The strategy isn’t the only controversy – so is the cost.
Thursday’s meeting started off with uproar not over the strategy itself but over a proposed amendment to its contract with Partridge and his investment firm.
SDCERA framed part of the amendment as a “reduction of the CIO fee” but many board members understood the move as a $750,000 bonus to Partridge and Integrity Capital for the first six months of the contract.
The amendment stipulated that Partridge and his firm would start out at roughly $11.5 million per year for the first six months, then drop to about $10 million a year. That translates to an extra $750,000 for the first six months. White insinuated that the extra money would cover some startup costs Partridge and the firm would incur.
Several board members said they felt blindsided by the amendment and refused to vote for it. It was eventually sent back for reworking.
Board member David Myers, said he “did not recall any discussion about startup costs.”
“This is the first I’ve heard of” the extra money, Myers said. “I don’t think that’s reasonable.”
The board seems willing to temper some of the exotic strategies.
It’s clear that the media spotlight is getting to many board members.
Investment advisers reminded the board that they had not yet put a cap – and could do so – on the amount of leverage used by investors in making their bets.
This will be a really interesting discussion to watch. Some board members are not happy with having so much market exposure.
White also said he was discussing with investors ways to potentially contain the leveraged investments (generally considered riskier investment tools) to one area that would not affect the rest of the fund if all goes bust. But the details on such an arrangement were not clear.
Some board members want more oversight of SDCERA’s investors.
For better or worse, Partridge and SDCERA’s investment advisers are absolutely confident in their strategy.
“Under the current strategy, we’ll enjoy the success of the strategy or we’ll be fired,” Partridge said.
But several board members said they wanted better performance metrics and oversight built into Partridge’s contract so that he is incentivized to be careful with taxpayer dollars.

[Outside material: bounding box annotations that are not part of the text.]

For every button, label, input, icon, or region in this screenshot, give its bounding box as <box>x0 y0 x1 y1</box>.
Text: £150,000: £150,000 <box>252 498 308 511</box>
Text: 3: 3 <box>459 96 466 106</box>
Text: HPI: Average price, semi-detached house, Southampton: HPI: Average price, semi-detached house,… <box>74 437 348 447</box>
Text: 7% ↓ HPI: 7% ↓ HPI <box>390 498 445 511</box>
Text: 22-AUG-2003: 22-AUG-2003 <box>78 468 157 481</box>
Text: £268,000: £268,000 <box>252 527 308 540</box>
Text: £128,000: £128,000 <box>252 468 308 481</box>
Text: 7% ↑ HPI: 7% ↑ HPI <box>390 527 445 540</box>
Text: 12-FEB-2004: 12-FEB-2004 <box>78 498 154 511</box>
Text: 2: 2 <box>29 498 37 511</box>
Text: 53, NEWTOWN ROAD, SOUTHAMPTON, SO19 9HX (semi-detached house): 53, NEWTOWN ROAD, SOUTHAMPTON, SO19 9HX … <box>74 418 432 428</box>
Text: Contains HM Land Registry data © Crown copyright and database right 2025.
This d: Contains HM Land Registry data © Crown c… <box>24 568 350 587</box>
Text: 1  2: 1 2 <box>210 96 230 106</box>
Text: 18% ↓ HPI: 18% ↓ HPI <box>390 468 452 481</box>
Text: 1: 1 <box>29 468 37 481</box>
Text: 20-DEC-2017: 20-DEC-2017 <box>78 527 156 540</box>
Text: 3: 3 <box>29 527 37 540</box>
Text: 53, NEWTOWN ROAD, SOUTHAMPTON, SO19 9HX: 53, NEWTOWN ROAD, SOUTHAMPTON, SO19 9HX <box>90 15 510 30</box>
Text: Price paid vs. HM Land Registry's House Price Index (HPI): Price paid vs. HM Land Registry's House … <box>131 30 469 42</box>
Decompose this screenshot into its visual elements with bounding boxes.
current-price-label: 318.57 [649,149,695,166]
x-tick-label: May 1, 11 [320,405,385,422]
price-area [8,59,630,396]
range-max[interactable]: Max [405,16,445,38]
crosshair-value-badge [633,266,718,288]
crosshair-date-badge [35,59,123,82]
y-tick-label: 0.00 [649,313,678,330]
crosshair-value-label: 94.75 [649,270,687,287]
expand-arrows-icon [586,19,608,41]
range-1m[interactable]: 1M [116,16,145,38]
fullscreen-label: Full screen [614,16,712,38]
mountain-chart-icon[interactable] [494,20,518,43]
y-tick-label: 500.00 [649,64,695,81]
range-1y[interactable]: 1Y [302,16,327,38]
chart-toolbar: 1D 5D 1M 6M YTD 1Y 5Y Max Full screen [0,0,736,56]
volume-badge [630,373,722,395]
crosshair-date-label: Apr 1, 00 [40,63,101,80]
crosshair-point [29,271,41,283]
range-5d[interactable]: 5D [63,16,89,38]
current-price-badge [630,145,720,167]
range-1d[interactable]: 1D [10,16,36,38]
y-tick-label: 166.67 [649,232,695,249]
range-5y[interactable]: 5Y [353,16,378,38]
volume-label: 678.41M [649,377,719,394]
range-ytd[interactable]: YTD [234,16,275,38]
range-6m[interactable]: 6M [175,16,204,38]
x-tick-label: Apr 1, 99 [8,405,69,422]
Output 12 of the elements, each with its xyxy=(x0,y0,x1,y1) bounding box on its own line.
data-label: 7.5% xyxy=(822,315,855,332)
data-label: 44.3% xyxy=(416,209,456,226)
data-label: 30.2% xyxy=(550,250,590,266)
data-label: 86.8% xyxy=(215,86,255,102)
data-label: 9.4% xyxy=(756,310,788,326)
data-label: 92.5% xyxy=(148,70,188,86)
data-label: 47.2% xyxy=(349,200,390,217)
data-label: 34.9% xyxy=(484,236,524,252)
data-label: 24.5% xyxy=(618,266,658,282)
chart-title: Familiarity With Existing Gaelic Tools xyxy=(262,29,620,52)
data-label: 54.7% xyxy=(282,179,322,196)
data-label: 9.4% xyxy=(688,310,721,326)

Right now, Partridge’s contract lets him win – i.e., get paid millions – even if the county ends up losing.
Newcomer Begovich is an emerging voice.
Two critical votes involving the investment strategy and contract occurred in April and June, just before Samantha Begovich was sworn in to the board in July.
That didn’t stop her from speaking up.
“You’ve already read all the coverage,” Begovich said to Partridge. “Do you have any sense that we’re operating under this sort of blindness of denial … I haven’t found anybody who said this is an amazing plan other than us. Why is it that all the noise I hear is negative … Are we sure we are not operating in denial?”
Begovich is a prosecutor, and her exacting questions may force SDCERA and its investment advisers to explain themselves clearly – or get caught in their overly complicated explanations.
We’re talking about a pension board meeting here – it can get dull. A few people were nodding off in the audience during long-winded investment explanations, and I sneaked a shot:
Begovich brings some much-needed fire to the discussion.